A poignant thing happened on the way to the start of the demolition at the former Suncrest Primary School on Thursday morning.
Before the heavy equipment showed up, a handful of teachers who spent their formative years as educators in front of their classrooms at the school on leafy Junior Avenue – did.
A smattering of their former students joined them on the cold morning.
One was Beth Bossio, who went to Suncrest Primary from 1987-80.
Bossio grew up in the neighborhood – and stayed.
She lives down the street from the building. Her son also went to school there.
In fact, it was Bossio who organized the teachers for one final answering of roll, as it were.
“We just wanted to get people together one more time,” she said.
“While it still looks like this,” she added, “and before it becomes whatever it’s going to become.”
That discussion had been in the air since the last day of school in 2016, when Suncrest Primary was shuttered and earth started moving at the end of Collins Ferry Road for a new Suncrest Elementary, which opened a year later.
But what to do with a now-empty building in a prime location in Morgantown?
That was the assignment that followed for the district and its elected Board of Education members.
Suncrest Primary, like a lot of little West Virginia schools in a lot of little West Virginia neighborhoods, was the social epicenter of the community.
You went there, and your kids went there.
Your grandkids, too, maybe.
There were Christmas pageants, spring concerts, bake sales and parent-teacher conferences – where your old teacher may have offered up a twinkle or two, while educating you on the fact that your kid acts just like you did when you were that age.
Students, and generations.
Up in the morning and off to school
According to past reporting from The Dominion Post, Suncrest Primary was put up in 1939, with additions tacked on the 1950s, and again in the 1990s, as the neighborhood grew.
For a time, it housed administrative offices.
After Suncrest Elementary opened, the district planned to use the old building as an outreach center to assist students at risk of not finishing high school, but that was shelved after protest from the neighborhood.
Like most facilities of its vintage, Suncrest Primary was built to last – but not evolve.
An antiquated boiler system needed extensive repairs.
The roof needed replaced and the building sustained extensive water damage from its upper floors to its basement.
Asbestos, a fire-safety agent used through the 1970s before its health hazards were known, would have to be removed for the school to make current code.
The Risk Management Insurance Agency, which covers Mon’s buildings, gave a direct message to Superintendent Eddie Campbell Jr.
“They basically said, ‘You’re gonna have to get rid of it.’ To them, it was useless.”
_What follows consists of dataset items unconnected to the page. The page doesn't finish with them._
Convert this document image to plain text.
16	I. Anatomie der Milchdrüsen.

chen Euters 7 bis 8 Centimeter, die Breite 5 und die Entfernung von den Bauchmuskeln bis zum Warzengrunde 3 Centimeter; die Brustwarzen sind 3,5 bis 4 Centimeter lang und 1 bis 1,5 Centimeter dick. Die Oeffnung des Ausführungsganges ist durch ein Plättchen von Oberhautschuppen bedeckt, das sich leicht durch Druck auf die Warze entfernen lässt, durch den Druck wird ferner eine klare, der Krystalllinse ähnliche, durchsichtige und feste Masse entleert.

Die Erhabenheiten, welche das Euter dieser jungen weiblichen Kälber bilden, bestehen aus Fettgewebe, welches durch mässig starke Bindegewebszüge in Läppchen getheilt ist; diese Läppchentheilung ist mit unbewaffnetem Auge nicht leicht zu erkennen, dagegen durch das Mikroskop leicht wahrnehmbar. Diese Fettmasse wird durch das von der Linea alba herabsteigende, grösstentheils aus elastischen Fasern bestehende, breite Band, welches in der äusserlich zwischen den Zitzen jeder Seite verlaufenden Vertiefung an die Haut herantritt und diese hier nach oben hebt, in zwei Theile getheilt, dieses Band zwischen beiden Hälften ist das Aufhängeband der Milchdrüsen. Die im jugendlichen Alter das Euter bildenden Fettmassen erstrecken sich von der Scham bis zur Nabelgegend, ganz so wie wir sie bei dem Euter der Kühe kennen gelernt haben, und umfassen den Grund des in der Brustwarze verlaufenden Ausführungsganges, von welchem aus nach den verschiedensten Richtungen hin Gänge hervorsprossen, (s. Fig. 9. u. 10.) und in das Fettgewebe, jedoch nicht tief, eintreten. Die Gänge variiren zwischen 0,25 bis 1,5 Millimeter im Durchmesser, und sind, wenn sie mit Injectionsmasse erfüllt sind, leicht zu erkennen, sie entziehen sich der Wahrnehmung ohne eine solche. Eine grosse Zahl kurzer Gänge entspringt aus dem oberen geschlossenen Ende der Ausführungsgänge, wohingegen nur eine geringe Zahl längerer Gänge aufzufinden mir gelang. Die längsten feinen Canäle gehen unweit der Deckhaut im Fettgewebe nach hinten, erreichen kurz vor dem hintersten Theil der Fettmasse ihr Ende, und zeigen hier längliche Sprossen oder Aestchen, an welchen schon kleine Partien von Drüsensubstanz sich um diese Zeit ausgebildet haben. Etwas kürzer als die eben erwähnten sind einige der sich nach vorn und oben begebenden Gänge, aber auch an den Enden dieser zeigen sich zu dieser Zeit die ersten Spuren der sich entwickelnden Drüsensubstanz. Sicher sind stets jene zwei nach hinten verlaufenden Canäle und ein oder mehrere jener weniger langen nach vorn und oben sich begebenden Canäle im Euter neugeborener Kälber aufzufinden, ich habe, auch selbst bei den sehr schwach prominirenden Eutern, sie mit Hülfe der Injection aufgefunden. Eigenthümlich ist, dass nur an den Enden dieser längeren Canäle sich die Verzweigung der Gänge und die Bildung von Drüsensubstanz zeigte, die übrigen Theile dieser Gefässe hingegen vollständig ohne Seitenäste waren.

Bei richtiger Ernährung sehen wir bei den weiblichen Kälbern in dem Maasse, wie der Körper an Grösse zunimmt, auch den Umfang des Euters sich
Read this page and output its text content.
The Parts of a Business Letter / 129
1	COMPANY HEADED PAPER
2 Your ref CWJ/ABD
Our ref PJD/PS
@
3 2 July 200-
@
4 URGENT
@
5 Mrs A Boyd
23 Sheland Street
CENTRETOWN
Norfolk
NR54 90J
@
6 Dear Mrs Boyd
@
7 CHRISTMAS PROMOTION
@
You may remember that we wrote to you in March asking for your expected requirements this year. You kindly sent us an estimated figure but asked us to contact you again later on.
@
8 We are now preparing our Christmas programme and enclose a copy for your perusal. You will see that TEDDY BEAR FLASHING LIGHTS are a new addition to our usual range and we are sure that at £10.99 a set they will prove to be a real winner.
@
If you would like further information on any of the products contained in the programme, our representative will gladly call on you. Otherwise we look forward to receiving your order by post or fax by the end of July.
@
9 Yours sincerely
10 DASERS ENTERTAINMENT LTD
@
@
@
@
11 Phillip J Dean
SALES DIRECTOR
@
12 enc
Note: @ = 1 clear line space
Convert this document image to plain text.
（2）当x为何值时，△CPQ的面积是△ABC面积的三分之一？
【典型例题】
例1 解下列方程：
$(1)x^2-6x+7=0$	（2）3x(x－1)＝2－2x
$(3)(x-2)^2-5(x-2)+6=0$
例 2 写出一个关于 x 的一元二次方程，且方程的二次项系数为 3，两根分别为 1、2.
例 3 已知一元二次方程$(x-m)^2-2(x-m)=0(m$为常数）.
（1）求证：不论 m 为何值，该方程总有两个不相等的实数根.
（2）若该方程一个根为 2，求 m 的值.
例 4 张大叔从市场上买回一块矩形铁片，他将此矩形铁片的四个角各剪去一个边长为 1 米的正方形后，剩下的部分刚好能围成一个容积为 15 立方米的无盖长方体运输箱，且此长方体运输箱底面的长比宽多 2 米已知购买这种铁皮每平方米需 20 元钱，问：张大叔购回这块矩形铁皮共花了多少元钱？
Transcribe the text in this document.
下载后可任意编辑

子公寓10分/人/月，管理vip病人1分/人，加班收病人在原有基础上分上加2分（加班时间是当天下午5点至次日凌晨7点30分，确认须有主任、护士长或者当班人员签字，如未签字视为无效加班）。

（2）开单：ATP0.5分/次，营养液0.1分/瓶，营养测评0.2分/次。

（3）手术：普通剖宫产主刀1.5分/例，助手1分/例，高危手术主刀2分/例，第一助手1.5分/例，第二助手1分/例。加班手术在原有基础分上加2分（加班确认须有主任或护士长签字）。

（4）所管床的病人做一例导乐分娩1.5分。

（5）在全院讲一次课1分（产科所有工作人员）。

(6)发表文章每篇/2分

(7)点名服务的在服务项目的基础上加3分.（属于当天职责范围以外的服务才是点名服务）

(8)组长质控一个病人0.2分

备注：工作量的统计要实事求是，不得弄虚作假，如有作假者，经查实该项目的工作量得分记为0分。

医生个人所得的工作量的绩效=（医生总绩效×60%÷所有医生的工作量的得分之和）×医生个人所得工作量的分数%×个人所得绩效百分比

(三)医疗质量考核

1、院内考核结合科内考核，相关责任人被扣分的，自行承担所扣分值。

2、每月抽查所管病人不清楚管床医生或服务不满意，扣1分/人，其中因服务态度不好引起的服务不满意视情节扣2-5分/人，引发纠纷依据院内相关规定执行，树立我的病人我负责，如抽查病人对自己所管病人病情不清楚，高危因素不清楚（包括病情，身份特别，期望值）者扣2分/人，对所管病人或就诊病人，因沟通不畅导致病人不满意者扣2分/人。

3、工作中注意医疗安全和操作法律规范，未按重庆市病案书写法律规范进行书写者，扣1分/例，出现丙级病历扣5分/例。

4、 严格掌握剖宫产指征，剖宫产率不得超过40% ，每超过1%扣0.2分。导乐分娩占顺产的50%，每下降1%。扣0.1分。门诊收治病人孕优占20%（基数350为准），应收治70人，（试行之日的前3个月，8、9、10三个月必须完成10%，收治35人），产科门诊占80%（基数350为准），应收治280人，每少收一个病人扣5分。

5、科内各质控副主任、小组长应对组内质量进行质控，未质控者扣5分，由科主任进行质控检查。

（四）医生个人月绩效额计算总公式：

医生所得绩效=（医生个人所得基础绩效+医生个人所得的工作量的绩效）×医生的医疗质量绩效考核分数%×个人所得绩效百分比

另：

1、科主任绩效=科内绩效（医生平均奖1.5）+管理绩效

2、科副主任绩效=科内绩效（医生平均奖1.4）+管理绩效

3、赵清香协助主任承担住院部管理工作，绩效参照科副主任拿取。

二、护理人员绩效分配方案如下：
That’s because of the exorbitant cost of renovating the place to make it operational by today’s building standards.
Forget “renovating,” he said. “Razing,” is more like it.
“You’d have to raze it, like we’re doing,” the superintendent said. “Then, you’d just have to build something new in its place.”
For a time, youngsters were still around the building, romping on the playground equipment that was left on the campus.
That stopped, though, after Campbell decreed the equipment unsafe.
Bossio and others hoped Suncrest Primary could be transformed into a true community center, such as what happened to the old Woodburn School when Eastwood Elementary went in – but that takes backing, she said.
It also takes a building not as far gone structurally, Campbell said.
The heartbeat of the hallway
For now, the demolition continues.
Reclaim Co., the firm doing the tear-down, estimates that work will take around 60 days.
Once that’s done, Campbell said, grass will eventually be planted, so the place where a school once stood can be transformed into a green space, where kids can romp and people can walk their dogs.
“It’ll be a public place,” Campbell said. “We won’t have a fence around it.”
That’s in accordance with the 1925 deed to the district from the now-defunct Monongahela Development Co. – which stipulated the expanse be used either for a school building a public park-type setting.
One of the other, the document said. If the school goes away, the green expanse takes its place.
“That’s what we’re doing right now,” the superintendent said.
The district doesn’t have current plans for a new facility, Campbell said, but it also doesn’t want to let it go for its key location.
Bossio and others who didn’t want to see Suncrest Primary come down are still debating infrastructure semantics as to whether a green space constitutes a park.
Still, she said, she’ll take it.
“We just want the property to stay in the neighborhood for the kids and community,” she said.
Campbell, meanwhile, said pains were made to save irreplaceable plaques and other artifacts integral to the life of the school.